Now you should have a better understanding of the three most common ways that restaurants organize their lists. The geographic and grape varietal lists will account for 80% of the lists encountered, but the progressive list may be a growing trend. The next time you take an important client (or that special someone) to dinner they will be impressed with your ability to find the right wine in no time!
More Secrets to Ordering a Great Bottle of Wine Every Time!
• Do Your Homework: The first step to ordering a great bottle happens before you arrive at the restaurant. See if the wine lists are online. If so, you can get an idea of what they offer and do a bit of research. If not, you may want time after you are seated to digest the wine list and narrow down your choices. The easiest way to do this is to order sparkling wine to begin. Italian Prosecco or Spanish Cava are usually my choices since they’re tasty, affordable and pair nicely with most appetizers.
• Speak Up: Ask the sommelier or server for suggestions. Most are eager to help and have tasted most (if not all) of the wines on their list. Those of us who have chosen wine as a career enjoy drinking wine every night but don’t necessarily have large budgets. Sommeliers and servers will know the best bargains because that is what we are drinking at home!
• Don’t Break the Bank: If you are on a budget but don’t want the client to know that, point out a wine in your price range and then ask for an alternate suggestion. Any good server will recommend something within $10 of the wine you pointed out. Don’t go for the least expensive bottle, however; look for the second or third level wines.

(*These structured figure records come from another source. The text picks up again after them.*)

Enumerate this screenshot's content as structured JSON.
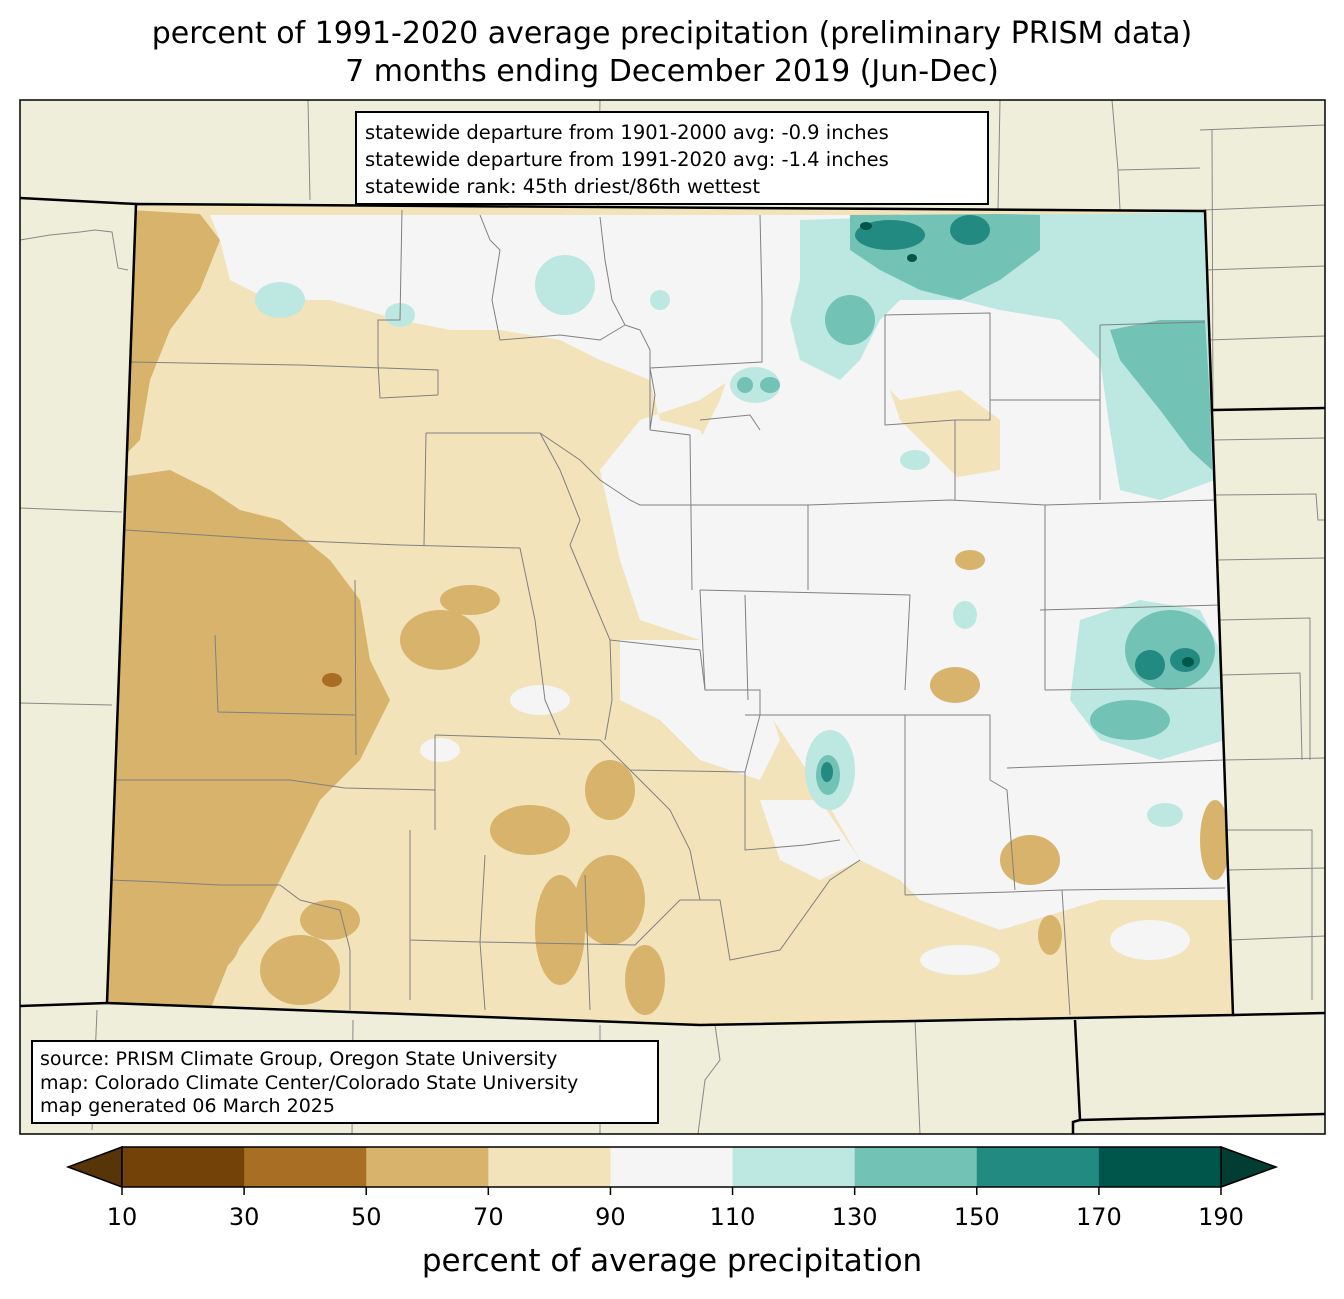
{
  "title": {
    "line1": "percent of 1991-2020 average precipitation (preliminary PRISM data)",
    "line2": "7 months ending December 2019 (Jun-Dec)"
  },
  "stats_box": {
    "line1": "statewide departure from 1901-2000 avg: -0.9 inches",
    "line2": "statewide departure from 1991-2020 avg: -1.4 inches",
    "line3": "statewide rank: 45th driest/86th wettest"
  },
  "source_box": {
    "line1": "source: PRISM Climate Group, Oregon State University",
    "line2": "map: Colorado Climate Center/Colorado State University",
    "line3": "map generated 06 March 2025"
  },
  "colorbar": {
    "label": "percent of average precipitation",
    "ticks": [
      "10",
      "30",
      "50",
      "70",
      "90",
      "110",
      "130",
      "150",
      "170",
      "190"
    ],
    "colors": [
      "#724208",
      "#a86e24",
      "#d8b36b",
      "#f3e3bb",
      "#f4f5f4",
      "#bde7e1",
      "#72c2b5",
      "#228a80",
      "#01564b"
    ],
    "under_color": "#573509",
    "over_color": "#013d33"
  },
  "map_colors": {
    "land": "#efeedb",
    "d30_50": "#a86e24",
    "d50_70": "#d8b36b",
    "d70_90": "#f3e3bb",
    "n90_110": "#f4f5f4",
    "w110_130": "#bde7e1",
    "w130_150": "#72c2b5",
    "w150_170": "#228a80",
    "w170_190": "#01564b"
  }
}
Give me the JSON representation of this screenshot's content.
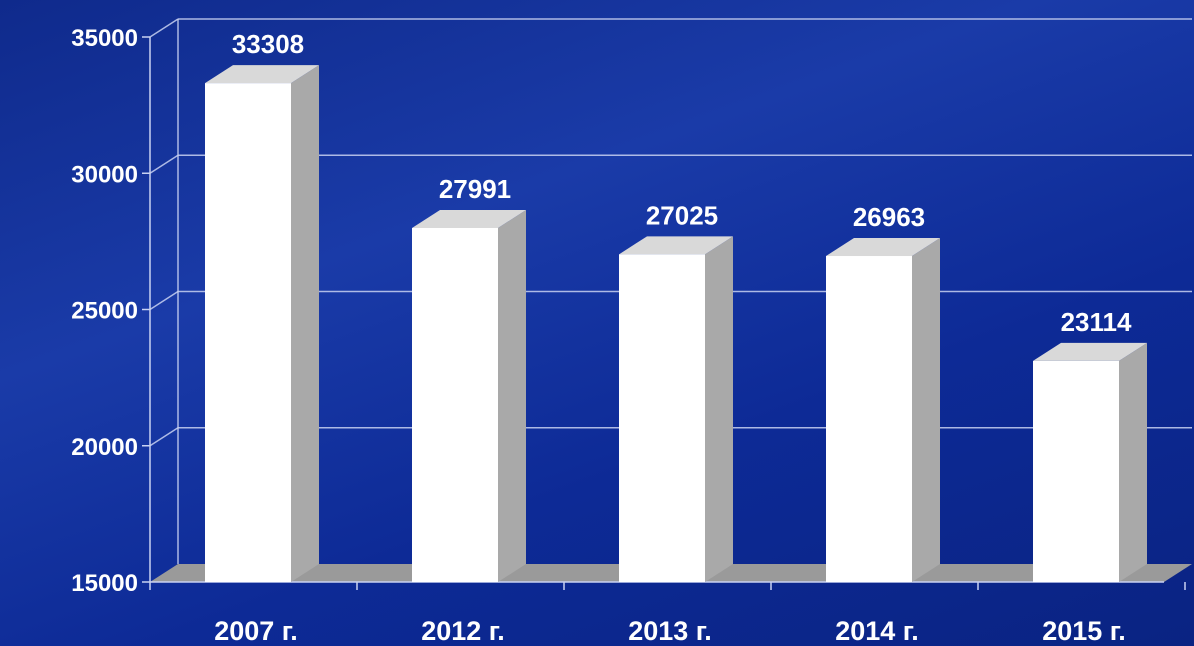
{
  "chart_data": {
    "type": "bar",
    "categories": [
      "2007 г.",
      "2012 г.",
      "2013 г.",
      "2014 г.",
      "2015 г."
    ],
    "values": [
      33308,
      27991,
      27025,
      26963,
      23114
    ],
    "data_labels": [
      "33308",
      "27991",
      "27025",
      "26963",
      "23114"
    ],
    "title": "",
    "xlabel": "",
    "ylabel": "",
    "ylim": [
      15000,
      35000
    ],
    "yticks": [
      15000,
      20000,
      25000,
      30000,
      35000
    ],
    "ytick_labels": [
      "15000",
      "20000",
      "25000",
      "30000",
      "35000"
    ],
    "grid": true,
    "legend": "none",
    "style": "3d-column",
    "colors": {
      "background": "#1434a4",
      "bar_front": "#ffffff",
      "bar_side": "#a9a9a9",
      "bar_top": "#d9d9d9",
      "gridline": "#c9d2f2",
      "floor": "#9a9a9a",
      "text": "#ffffff"
    }
  }
}
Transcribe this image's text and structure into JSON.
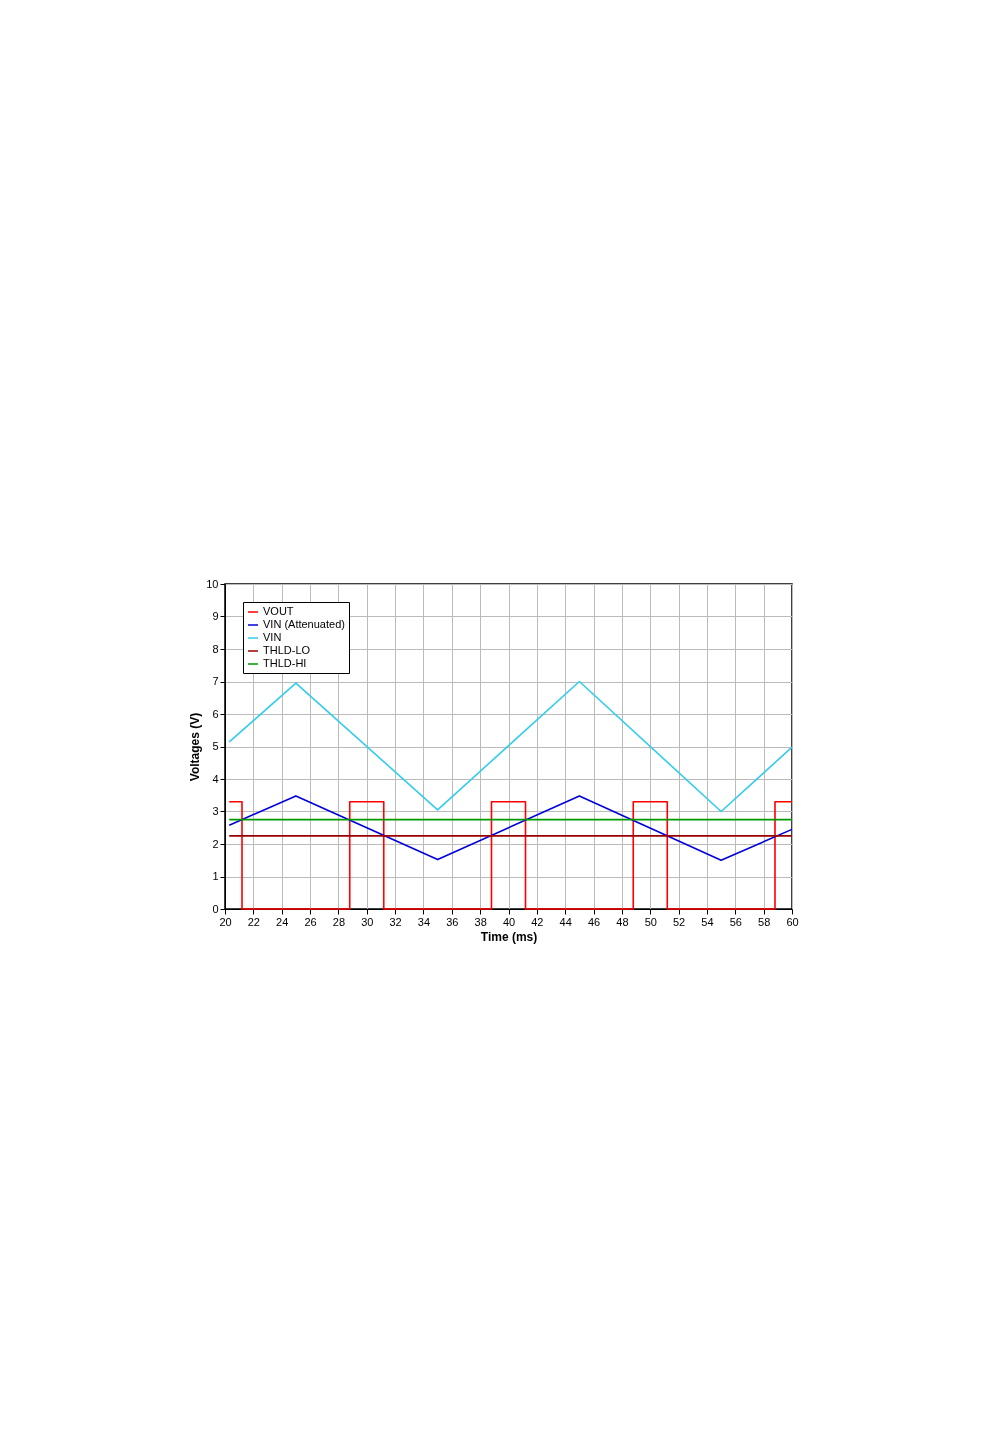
{
  "chart_data": {
    "type": "line",
    "xlabel": "Time (ms)",
    "ylabel": "Voltages (V)",
    "xlim": [
      20,
      60
    ],
    "ylim": [
      0,
      10
    ],
    "xticks": [
      20,
      22,
      24,
      26,
      28,
      30,
      32,
      34,
      36,
      38,
      40,
      42,
      44,
      46,
      48,
      50,
      52,
      54,
      56,
      58,
      60
    ],
    "yticks": [
      0,
      1,
      2,
      3,
      4,
      5,
      6,
      7,
      8,
      9,
      10
    ],
    "grid": true,
    "legend": "top left",
    "marker": "none",
    "line_style": "solid",
    "series": [
      {
        "name": "VOUT",
        "color": "#ff0000",
        "x": [
          20.3,
          21.2,
          21.2,
          28.8,
          28.8,
          31.2,
          31.2,
          38.8,
          38.8,
          41.2,
          41.2,
          48.8,
          48.8,
          51.2,
          51.2,
          58.8,
          58.8,
          60
        ],
        "values": [
          3.3,
          3.3,
          0,
          0,
          3.3,
          3.3,
          0,
          0,
          3.3,
          3.3,
          0,
          0,
          3.3,
          3.3,
          0,
          0,
          3.3,
          3.3
        ]
      },
      {
        "name": "VIN (Attenuated)",
        "color": "#0000dd",
        "x": [
          20.3,
          25,
          35,
          45,
          55,
          60
        ],
        "values": [
          2.58,
          3.48,
          1.52,
          3.48,
          1.5,
          2.45
        ]
      },
      {
        "name": "VIN",
        "color": "#33ccee",
        "x": [
          20.3,
          25,
          35,
          45,
          55,
          60
        ],
        "values": [
          5.14,
          6.95,
          3.05,
          7.0,
          3.0,
          4.98
        ]
      },
      {
        "name": "THLD-LO",
        "color": "#990000",
        "x": [
          20.3,
          60
        ],
        "values": [
          2.25,
          2.25
        ]
      },
      {
        "name": "THLD-HI",
        "color": "#009900",
        "x": [
          20.3,
          60
        ],
        "values": [
          2.75,
          2.75
        ]
      }
    ]
  }
}
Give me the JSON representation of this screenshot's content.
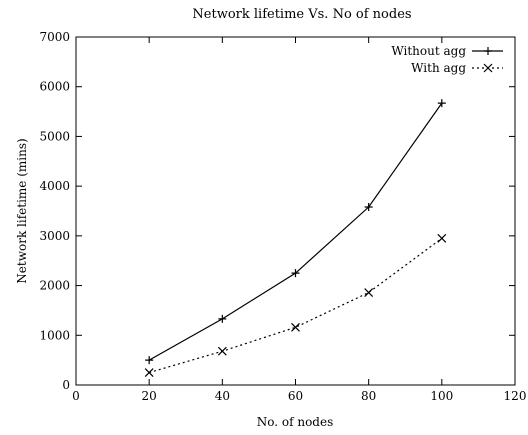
{
  "chart_data": {
    "type": "line",
    "title": "Network lifetime Vs. No of nodes",
    "xlabel": "No. of nodes",
    "ylabel": "Network lifetime (mins)",
    "xlim": [
      0,
      120
    ],
    "ylim": [
      0,
      7000
    ],
    "x_ticks": [
      0,
      20,
      40,
      60,
      80,
      100,
      120
    ],
    "y_ticks": [
      0,
      1000,
      2000,
      3000,
      4000,
      5000,
      6000,
      7000
    ],
    "x_tick_labels": [
      "0",
      "20",
      "40",
      "60",
      "80",
      "100",
      "120"
    ],
    "y_tick_labels": [
      "0",
      "1000",
      "2000",
      "3000",
      "4000",
      "5000",
      "6000",
      "7000"
    ],
    "grid": false,
    "legend_position": "top-right",
    "series": [
      {
        "name": "Without agg",
        "x": [
          20,
          40,
          60,
          80,
          100
        ],
        "values": [
          500,
          1330,
          2250,
          3580,
          5670
        ],
        "marker": "plus",
        "line_style": "solid",
        "color": "#000000"
      },
      {
        "name": "With agg",
        "x": [
          20,
          40,
          60,
          80,
          100
        ],
        "values": [
          250,
          680,
          1160,
          1860,
          2950
        ],
        "marker": "cross",
        "line_style": "dotted",
        "color": "#000000"
      }
    ]
  }
}
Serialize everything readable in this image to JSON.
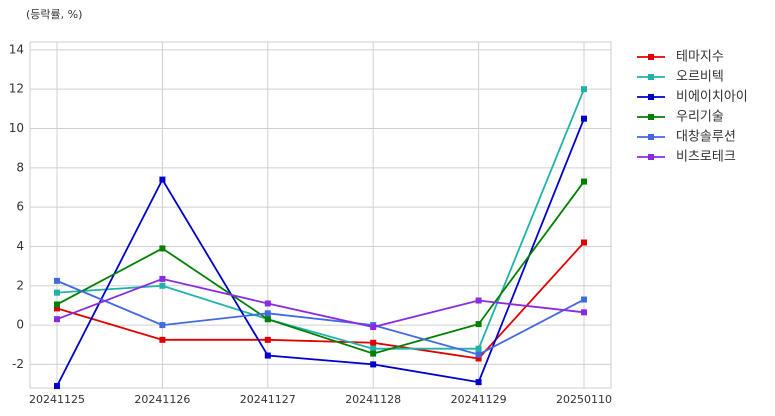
{
  "chart_data": {
    "type": "line",
    "title": "(등락률, %)",
    "categories": [
      "20241125",
      "20241126",
      "20241127",
      "20241128",
      "20241129",
      "20250110"
    ],
    "series": [
      {
        "name": "테마지수",
        "color": "#e00000",
        "values": [
          0.85,
          -0.75,
          -0.75,
          -0.9,
          -1.7,
          4.2
        ]
      },
      {
        "name": "오르비텍",
        "color": "#20b2aa",
        "values": [
          1.65,
          2.0,
          0.3,
          -1.2,
          -1.2,
          12.0
        ]
      },
      {
        "name": "비에이치아이",
        "color": "#0000cd",
        "values": [
          -3.1,
          7.4,
          -1.55,
          -2.0,
          -2.9,
          10.5
        ]
      },
      {
        "name": "우리기술",
        "color": "#008000",
        "values": [
          1.05,
          3.9,
          0.3,
          -1.45,
          0.05,
          7.3
        ]
      },
      {
        "name": "대창솔루션",
        "color": "#4169e1",
        "values": [
          2.25,
          0.0,
          0.6,
          0.0,
          -1.5,
          1.3
        ]
      },
      {
        "name": "비츠로테크",
        "color": "#8a2be2",
        "values": [
          0.3,
          2.35,
          1.1,
          -0.1,
          1.25,
          0.65
        ]
      }
    ],
    "ylim": [
      -3.2,
      14.4
    ],
    "yticks": [
      -2,
      0,
      2,
      4,
      6,
      8,
      10,
      12,
      14
    ],
    "grid": true,
    "legend": "outside-right"
  }
}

The lowest priced wines are actually marked up the most, sometimes 4 or 5 times cost, whereas higher priced wines might only be marked up 2 times cost.
• Get the Point: Let’s face it, we are not experts in French, Spanish or Italian but that doesn’t stop us from enjoying the wine right? If you find a great wine you want to order but are afraid to pronounce it, look for the Bin Number listed to the left of the wine. Many restaurants use these as a method to organize their wine inventory. If the list does not list bin numbers, then point to the wine in question and any astute server will get the message.
• Hidden Gems: Resist the temptation to order the cult favorites like Opus One or other highly sought after wines with name recognition. These wines are expensive because, like Gucci or Cartier, the brand’s status is part of what you are paying for. Many times you can find wines that are similar in quality for much less, especially if you are willing to try lesser known grape varietals or regions. Ask your sommelier or server. They will be able to recommend the best buys.
• Keep on Sipping: Try to taste as much as you can at home or at free in-store tastings. Retail wines are usually only marked up 30-50% over cost as opposed to the standard 2-3 times markup at a restaurant. Experimenting at home will give you the experience to order great wine you’ll love when you are out!